Small Python utility to compare and visualize the output of various stereo depth estimation algorithms:
- Make it easy to get a qualitative evaluation of several state-of-the-art models in the wild
- Feed it left/right images or capture live from an OAK-D camera
- Interactive colored point-cloud view since nice-looking disparity images can be misleading
- Try different parameters on the same image
Included methods (implementation/pre-trained models taken from their respective authors):
-
OpenCV stereo block matching and Semi-global block matching baselines, with all their parameters
-
CREStereo: "Practical Stereo Matching via Cascaded Recurrent Network with Adaptive Correlation" (CVPR 2022)
-
RAFT-Stereo: "Multilevel Recurrent Field Transforms for Stereo Matching" (3DV 2021)
-
Hitnet: "Hierarchical Iterative Tile Refinement Network for Real-time Stereo Matching" (CVPR 2021)
-
STereo TRansformers: "Revisiting Stereo Depth Estimation From a Sequence-to-Sequence Perspective with Transformers" (ICCV 2021)
-
Chang et al. RealtimeStereo: "Attention-Aware Feature Aggregation for Real-time Stereo Matching on Edge Devices" (ACCV 2020)
-
DistDepth: "Toward Practical Monocular Indoor Depth Estimation" (CVPR 2022). This one is actually a monocular method, only using the left image.
See below for more details / credits to get each of these working, and check this blog post for more results, including performance numbers.
stereodemo-intro.mp4
python3 -m pip install stereodemo
To capture data directly from an OAK-D camera, use:
stereodemo --oak
Then click on Next Image
to capture a new one.
If you installed stereodemo from pip, then just launch stereodemo
and it will
show some embedded sample images captured with an OAK-D camera.
A tiny subset of some popular datasets is also included in this repository. Just
provide a folder to stereodemo
and it'll look for left/right pairs (either
im0/im1 or left/right in the names):
# To evaluate on the oak-d images
stereodemo datasets/oak-d
# To cycle through all images
stereodemo datasets
Then click on Next Image
to cycle through the images.
Sample images included in this repository:
- drivingstereo: outdoor driving.
- middlebury_2014: high-res objects.
- eth3d: outdoor and indoor scenes.
- sceneflow: synthetic rendering of objects.
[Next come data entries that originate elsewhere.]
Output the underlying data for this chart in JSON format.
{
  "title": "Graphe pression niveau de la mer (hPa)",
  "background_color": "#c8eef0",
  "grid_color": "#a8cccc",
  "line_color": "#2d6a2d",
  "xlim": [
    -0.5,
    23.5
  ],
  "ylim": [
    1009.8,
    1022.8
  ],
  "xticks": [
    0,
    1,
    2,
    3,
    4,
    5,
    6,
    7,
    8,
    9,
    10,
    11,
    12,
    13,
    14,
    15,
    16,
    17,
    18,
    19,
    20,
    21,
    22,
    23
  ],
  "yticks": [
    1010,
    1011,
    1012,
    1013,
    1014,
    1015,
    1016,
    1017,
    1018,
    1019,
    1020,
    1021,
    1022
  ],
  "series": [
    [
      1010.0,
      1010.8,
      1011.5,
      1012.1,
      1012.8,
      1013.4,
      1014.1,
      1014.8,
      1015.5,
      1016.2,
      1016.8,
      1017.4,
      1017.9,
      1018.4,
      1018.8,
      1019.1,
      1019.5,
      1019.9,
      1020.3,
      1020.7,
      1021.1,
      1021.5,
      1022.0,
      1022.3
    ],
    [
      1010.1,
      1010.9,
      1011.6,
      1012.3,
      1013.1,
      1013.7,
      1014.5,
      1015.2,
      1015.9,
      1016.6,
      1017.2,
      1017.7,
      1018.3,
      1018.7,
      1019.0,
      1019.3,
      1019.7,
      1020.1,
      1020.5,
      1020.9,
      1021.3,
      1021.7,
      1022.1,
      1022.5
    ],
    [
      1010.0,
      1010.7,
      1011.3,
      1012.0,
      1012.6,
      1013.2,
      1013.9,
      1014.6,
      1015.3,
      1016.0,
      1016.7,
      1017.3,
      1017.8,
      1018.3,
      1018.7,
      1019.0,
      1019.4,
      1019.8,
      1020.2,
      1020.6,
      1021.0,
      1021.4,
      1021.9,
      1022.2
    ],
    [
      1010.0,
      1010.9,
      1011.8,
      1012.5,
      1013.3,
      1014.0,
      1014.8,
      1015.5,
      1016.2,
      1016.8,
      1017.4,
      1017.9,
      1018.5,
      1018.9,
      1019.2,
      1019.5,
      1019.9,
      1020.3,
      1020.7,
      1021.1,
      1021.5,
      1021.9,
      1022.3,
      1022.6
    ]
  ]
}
- oak-d: indoor images I captured with my OAK-D lite camera.
- kitti2015: outdoor driving (only one image).
pip
will install the dependencies automatically. Here is the list:
- Open3D. For the point cloud visualization and the GUI.
- OpenCV. For image loading and the traditional block matching baselines.
- onnxruntime. To run pretrained models in the ONNX format.
- pytorch. To run pretrained models exported as torch script.
- depthai. Optional, to grab images from a Luxonis OAK camera.
I did not implement any of these myself, but just collected pre-trained models or converted them to torch script / ONNX.
-
CREStereo
- Official implementation and pre-trained models: https://github.com/megvii-research/CREStereo
- Model Zoo for the ONNX models: https://github.com/PINTO0309/PINTO_model_zoo/tree/main/284_CREStereo
- Port to ONNX + sample loading code: https://github.com/ibaiGorordo/ONNX-CREStereo-Depth-Estimation
-
RAFT-Stereo
- Official implementation and pre-trained models: https://github.com/princeton-vl/RAFT-Stereo
- I exported the pytorch implementation to torch script via tracing, with minor modifications of the source code.
- Their fastest implementation was not imported.
-
Hitnet
- Official implementation and pre-trained models: https://github.com/google-research/google-research/tree/master/hitnet
- Model Zoo for the ONNX models: https://github.com/PINTO0309/PINTO_model_zoo/tree/main/142_HITNET
- Port to ONNX + sample loading code: https://github.com/ibaiGorordo/ONNX-HITNET-Stereo-Depth-estimation
-
Stereo Transformers
- Official implementation and pre-trained models: https://github.com/mli0603/stereo-transformer
- Made some small changes to allow torch script export via tracing.
- The exported model currently fails with GPU inference, so only CPU inference is enabled.
-
Chang et al. RealtimeStereo
- Official implementation and pre-trained models: https://github.com/JiaRenChang/RealtimeStereo
- I exported the pytorch implementation to torch script via tracing with some minor changes to the code JiaRenChang/RealtimeStereo#15 . See chang_realtimestereo_to_torchscript_onnx.py.
-
DistDepth
- Official implementation and pre-trained models https://github.com/facebookresearch/DistDepth
- I exported the pytorch implementaton to torch script via tracing, see the changes.
The code of stereodemo is MIT licensed, but the pre-trained models are subject to the license of their respective implementation.
The sample images have the license of their respective source, except for datasets/oak-d which is licenced under Creative Commons Attribution 4.0 International License.